Saar, a former aide and senior Cabinet minister under Netanyahu, said he supported the establishment of a unity government to avert such an election, but said he would be a better fit to make that happen than Netanyahu, who faces an expected indictment on corruption charges in the coming days.
“If we go to new elections, it will not be reasonable to think that the prime minister will be successful in forming a government after the third elections,” he said at the Jerusalem Post Diplomatic Conference in Jerusalem. “I think I will be able to form a government, and I think I will be able to unite the country and the nation.”
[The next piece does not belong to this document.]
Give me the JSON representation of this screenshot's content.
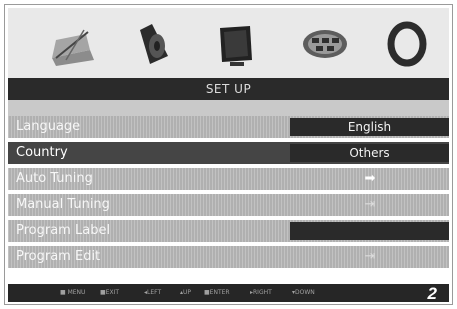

Netanyahu, Gantz or any other sitting lawmaker can hypothetically present the backing of a majority of parliament’s 120 members in the coming three weeks. But given the prolonged stalemate and unsuccessful mediation efforts it increasingly appears the country is headed toward yet another vote. Opinion polls are already predicting a very similar deadlock, signaling additional months of horse-trading and uncertainty.
The only plausible way out of a third election — and the prolonged political paralysis that has gripped Israel for the past year — would be a unity government between Netanyahu’s ruling Likud and Gantz’s centrist Blue and White party.
Blue and White edged Likud by one seat in the previous election and together they could control a parliamentary majority. Both Netanyahu and Gantz have expressed an overall openness to the concept but during weeks of talks they could not agree on the terms of a power-sharing agreement, including who would serve first as prime minister.
Netanyahu has refused to drop his alliance with smaller nationalist and ultra-Orthodox Jewish parties, which was a non-starter for kingmaker politician Avigdor Lieberman.
But the main sticking point has revolved around Netanyahu himself.
The long-time Israeli leader is desperate to remain in office as he prepares for the expected indictment. Gantz’s Blue and White refuses to sit under Netanyahu while he faces such serious legal problems but has said it has no problem with Likud if he is removed from the equation.
Attorney General Avichai Mandelblit has recommended that Netanyahu be indicted on fraud, breach of trust and bribery charges in three separate cases. Though Netanyahu will not be compelled by law to step down immediately, it will certainly harden opposition to his continued rule.